Represents one strategy for computing weights.

Module Contents

class agglovar.pairwise.weights.ElementPriority(*args, **kwds)

Bases: enum.Enum

Prioritize multiple matches.

When multiple match elements are used (each with their own columns and weights), then this enum describes which weight should be chosen.

When MAX is used, take the maximum weight of all the match elements.

When FIRST is used, take the first non-null weight of all the match elements.

Null values appear in the weight column if it is computed on null values in the columns or a whole column in the weight calculation is missing. By default, null is carried through to the weight element, but this can be changed by the columns or the weight element itself.

FIRST = 'FIRST'
MAX = 'MAX'
class agglovar.pairwise.weights.WeightColumn(col: str, weight: float, scale: float | tuple[float | None, float | None] | tuple[float | None, float | None, bool] | None = None, missing: float | None = None)

An element representing the weight for one column.

Variables:
  • col – Column name

  • weight – Weight of the column

  • max_value – Maximum value of the column (if None, no max value is used).

  • missing – Use this value if the column is missing or any columns contain a null value.

__eq__(other: object) bool

Determine if this weight column is equal to another.

__repr__() str

Return a string representation of this weight column.

col: str
property expr: polars.Expr

Return a Polars expression that computes this column’s weighted contribution.

invert: bool
max_value: float | None
min_value: float | None
missing: float | None
weight: float
class agglovar.pairwise.weights.WeightElement(*columns: WeightColumn | Mapping[str, Any] | Iterable[Any], missing: float | None = None)

Bases: collections.abc.Container[WeightColumn]

Represents one strategy for computing weights.

Variables:
  • columns – Columns and their weights.

  • missing – Use this value if the weighted columns sum to null.

__contains__(item: object) bool

Return True if a column is in this element.

__eq__(other: object) bool

Determine if this weight element is equal to another.

__repr__() str

Get a string representation of this weight element.

property cols: tuple[str, Ellipsis]

Get the columns used by this element.

columns: tuple[WeightColumn, Ellipsis]
property expr: polars.Expr

Get an expression for computing weights.

property max_weight: float

Get the maximum weight sum this element can generate.

property min_weight: float

Get the minimum weight sum this element can generate.

missing: float | None = None
class agglovar.pairwise.weights.WeightStrategy(*elements: Iterable[WeightElement] | Mapping[str, Any] | Iterable[Any], missing: float | None = 0.0, priority: ElementPriority | str | None = ElementPriority.MAX)
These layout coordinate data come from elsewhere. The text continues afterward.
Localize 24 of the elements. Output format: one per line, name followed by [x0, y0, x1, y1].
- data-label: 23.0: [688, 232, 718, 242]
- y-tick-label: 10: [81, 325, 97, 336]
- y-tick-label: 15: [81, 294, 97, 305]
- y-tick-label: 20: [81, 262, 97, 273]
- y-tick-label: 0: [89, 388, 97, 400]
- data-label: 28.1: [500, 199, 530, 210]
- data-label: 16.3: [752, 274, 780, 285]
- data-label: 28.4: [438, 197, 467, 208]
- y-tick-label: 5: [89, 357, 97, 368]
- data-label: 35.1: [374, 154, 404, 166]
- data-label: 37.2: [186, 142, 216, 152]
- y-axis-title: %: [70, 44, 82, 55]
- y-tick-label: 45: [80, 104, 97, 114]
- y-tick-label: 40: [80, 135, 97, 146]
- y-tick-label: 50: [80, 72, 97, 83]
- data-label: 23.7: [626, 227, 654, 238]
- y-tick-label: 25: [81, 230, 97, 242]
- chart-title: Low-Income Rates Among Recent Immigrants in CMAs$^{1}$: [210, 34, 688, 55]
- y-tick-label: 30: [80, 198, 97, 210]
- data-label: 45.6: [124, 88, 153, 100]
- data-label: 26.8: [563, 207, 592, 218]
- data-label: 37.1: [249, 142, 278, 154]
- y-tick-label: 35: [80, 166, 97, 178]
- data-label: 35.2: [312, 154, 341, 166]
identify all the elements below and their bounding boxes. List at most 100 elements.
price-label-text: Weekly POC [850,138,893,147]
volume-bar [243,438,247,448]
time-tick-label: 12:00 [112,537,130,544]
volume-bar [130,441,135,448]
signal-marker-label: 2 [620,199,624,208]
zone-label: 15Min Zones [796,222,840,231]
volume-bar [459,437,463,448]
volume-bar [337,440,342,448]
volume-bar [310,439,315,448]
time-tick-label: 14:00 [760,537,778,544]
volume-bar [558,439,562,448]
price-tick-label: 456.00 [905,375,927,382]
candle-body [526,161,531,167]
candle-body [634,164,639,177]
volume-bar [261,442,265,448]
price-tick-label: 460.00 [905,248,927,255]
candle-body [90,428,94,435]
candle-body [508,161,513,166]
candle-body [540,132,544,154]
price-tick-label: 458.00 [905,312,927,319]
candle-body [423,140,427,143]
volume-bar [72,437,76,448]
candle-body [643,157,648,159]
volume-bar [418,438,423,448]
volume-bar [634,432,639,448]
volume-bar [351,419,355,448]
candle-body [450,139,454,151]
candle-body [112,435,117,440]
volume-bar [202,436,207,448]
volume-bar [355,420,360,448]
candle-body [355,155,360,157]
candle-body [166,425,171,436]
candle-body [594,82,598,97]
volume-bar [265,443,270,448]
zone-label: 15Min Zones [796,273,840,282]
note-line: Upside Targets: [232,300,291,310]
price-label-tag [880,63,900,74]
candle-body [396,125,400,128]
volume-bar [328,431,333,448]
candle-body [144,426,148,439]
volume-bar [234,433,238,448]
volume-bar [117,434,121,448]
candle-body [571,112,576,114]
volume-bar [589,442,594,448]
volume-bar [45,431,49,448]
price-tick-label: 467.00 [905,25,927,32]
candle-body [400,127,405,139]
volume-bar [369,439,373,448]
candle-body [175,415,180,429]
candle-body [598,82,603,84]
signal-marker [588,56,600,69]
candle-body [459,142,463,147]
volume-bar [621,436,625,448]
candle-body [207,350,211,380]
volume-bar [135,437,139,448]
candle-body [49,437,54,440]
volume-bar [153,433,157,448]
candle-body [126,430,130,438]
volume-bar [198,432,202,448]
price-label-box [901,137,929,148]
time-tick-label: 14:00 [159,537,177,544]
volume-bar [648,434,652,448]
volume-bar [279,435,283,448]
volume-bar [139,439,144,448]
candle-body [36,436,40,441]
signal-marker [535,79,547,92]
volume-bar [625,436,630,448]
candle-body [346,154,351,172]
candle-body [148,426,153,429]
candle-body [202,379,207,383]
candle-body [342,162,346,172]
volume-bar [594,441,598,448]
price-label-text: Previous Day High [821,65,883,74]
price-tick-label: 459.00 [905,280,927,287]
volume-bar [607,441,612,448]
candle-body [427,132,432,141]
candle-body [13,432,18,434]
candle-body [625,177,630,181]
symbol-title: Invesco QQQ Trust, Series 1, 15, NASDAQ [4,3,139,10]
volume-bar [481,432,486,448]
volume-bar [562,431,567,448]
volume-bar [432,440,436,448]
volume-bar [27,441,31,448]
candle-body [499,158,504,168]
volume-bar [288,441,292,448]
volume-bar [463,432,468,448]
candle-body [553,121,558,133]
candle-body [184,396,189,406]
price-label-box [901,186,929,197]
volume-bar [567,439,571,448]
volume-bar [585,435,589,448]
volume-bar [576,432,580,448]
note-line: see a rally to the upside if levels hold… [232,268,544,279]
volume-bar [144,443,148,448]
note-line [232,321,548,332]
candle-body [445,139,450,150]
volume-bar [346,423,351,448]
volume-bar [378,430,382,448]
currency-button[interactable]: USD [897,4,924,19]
Bases: collections.abc.Container[WeightElement]

Represents one strategy for computing weights.

__contains__(item: object) bool

Determine if a weight element is in this strategy.

__eq__(other: object) bool

Determine if this weight strategy is equal to another.

__repr__() str

Get a string representation.

elements: tuple[WeightElement, Ellipsis]
property expr: polars.Expr

Get and expression for computing weights.

missing: float | None
priority: ElementPriority
agglovar.pairwise.weights.DEFAULT_WEIGHT_STRATEGY: WeightStrategy

Default strategy for computing weights.